Documented Life     An Autodocumentary     Miles Hochstein

 

I love this picture (above), and I love this kid! This was for many years my favorite picture of myself. It was taken during my sixth grade year in Mrs. Murrata's class at Cheremoya Avenue Elementary School.

With my mother away in Mexico, as I struggled to fit into the dominance hierarchy of sixth grade, the 1970-1971 academic year was hard.

In the summer of 1971, I returned to camp JCA, Barton Flats, in the San Bernadino mountains (photos above right and below)

 

As you can see in the photo above, I was (far left) the smallest kid in our platform tent, by a head. I was also socially isolated with nobody relating much to me, and with me not connecting much to anyone else.

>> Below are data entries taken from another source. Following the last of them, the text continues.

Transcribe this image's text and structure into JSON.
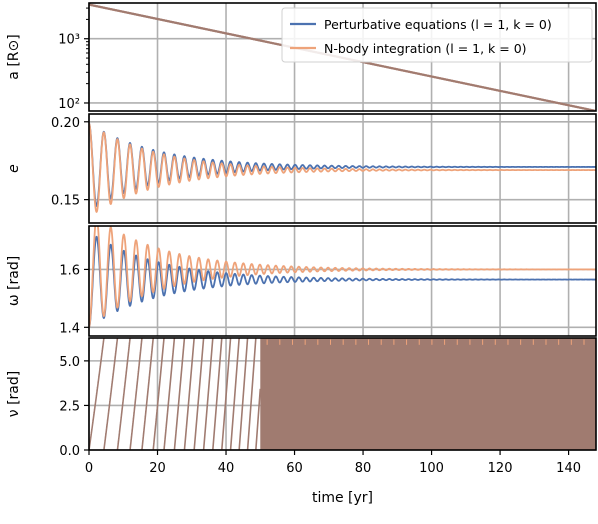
{
  "colors": {
    "perturbative": "#4c72b0",
    "nbody": "#eea37a",
    "nu_fill": "#a07b70",
    "grid": "#b0b0b0",
    "frame": "#000000"
  },
  "chart_data": {
    "type": "line",
    "shared_x": {
      "label": "time [yr]",
      "range": [
        0,
        148
      ],
      "ticks": [
        0,
        20,
        40,
        60,
        80,
        100,
        120,
        140
      ],
      "tick_labels": [
        "0",
        "20",
        "40",
        "60",
        "80",
        "100",
        "120",
        "140"
      ]
    },
    "legend": {
      "placement": "top-right",
      "entries": [
        {
          "series": "perturbative",
          "label": "Perturbative equations (l = 1, k = 0)"
        },
        {
          "series": "nbody",
          "label": "N-body integration (l = 1, k = 0)"
        }
      ]
    },
    "grid": true,
    "panels": [
      {
        "id": "a",
        "ylabel": "a [R⊙]",
        "yscale": "log",
        "ylim": [
          75,
          3600
        ],
        "yticks": [
          100,
          1000
        ],
        "ytick_labels": [
          "10²",
          "10³"
        ],
        "model": {
          "kind": "log-linear",
          "start": [
            0,
            3400
          ],
          "end": [
            148,
            75
          ]
        }
      },
      {
        "id": "e",
        "ylabel": "e",
        "yscale": "linear",
        "ylim": [
          0.135,
          0.205
        ],
        "yticks": [
          0.15,
          0.2
        ],
        "ytick_labels": [
          "0.15",
          "0.20"
        ],
        "model": {
          "kind": "damped-oscillation",
          "start_value": 0.199,
          "first_minimum": 0.143,
          "perturbative_final": 0.171,
          "nbody_final": 0.169,
          "first_period_yr": 4.6,
          "damping_time_yr": 20
        }
      },
      {
        "id": "omega",
        "ylabel": "ω [rad]",
        "yscale": "linear",
        "ylim": [
          1.37,
          1.75
        ],
        "yticks": [
          1.4,
          1.6
        ],
        "ytick_labels": [
          "1.4",
          "1.6"
        ],
        "model": {
          "kind": "damped-oscillation",
          "start_value": 1.4,
          "first_maximum": 1.72,
          "perturbative_final": 1.565,
          "nbody_final": 1.6,
          "first_period_yr": 4.6,
          "damping_time_yr": 20
        }
      },
      {
        "id": "nu",
        "ylabel": "ν [rad]",
        "yscale": "linear",
        "ylim": [
          0,
          6.2832
        ],
        "yticks": [
          0.0,
          2.5,
          5.0
        ],
        "ytick_labels": [
          "0.0",
          "2.5",
          "5.0"
        ],
        "model": {
          "kind": "sawtooth-wrap",
          "wrap": 6.2832,
          "first_period_yr": 4.6,
          "dense_after_yr": 50
        }
      }
    ]
  }
}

I do remember enjoying doing some photography with my "Instamatic" camera, and doing my first dark room work at JCA.

My main impression of these faces, today as a father, 30 years later, is how incredibly beautiful we were as children. The other funny thing is the fact that those "adult" counselors standing behind us were just kids too.

 

 

In that summer the Vietnam war raged, and there was a lottery to decide which Americans would become its victims. I had barely noticed the war before that summer, but suddenly the question of what draft number our counselor would receive was the subject of intense conversation.

In the picture to the left, a kid named Ira, and our counselor acted out the potential death of our counselor in Vietnam.

Today, that seems very mature to me for 12 year olds, but at the time the idea of acting out feelings in a skit was anathema to me. I didn't trust these kids, and who wanted to express how they felt about anything, for crying out loud?


Later in college I would be bummed out by the feeling that I had "missed the sixties." And I had.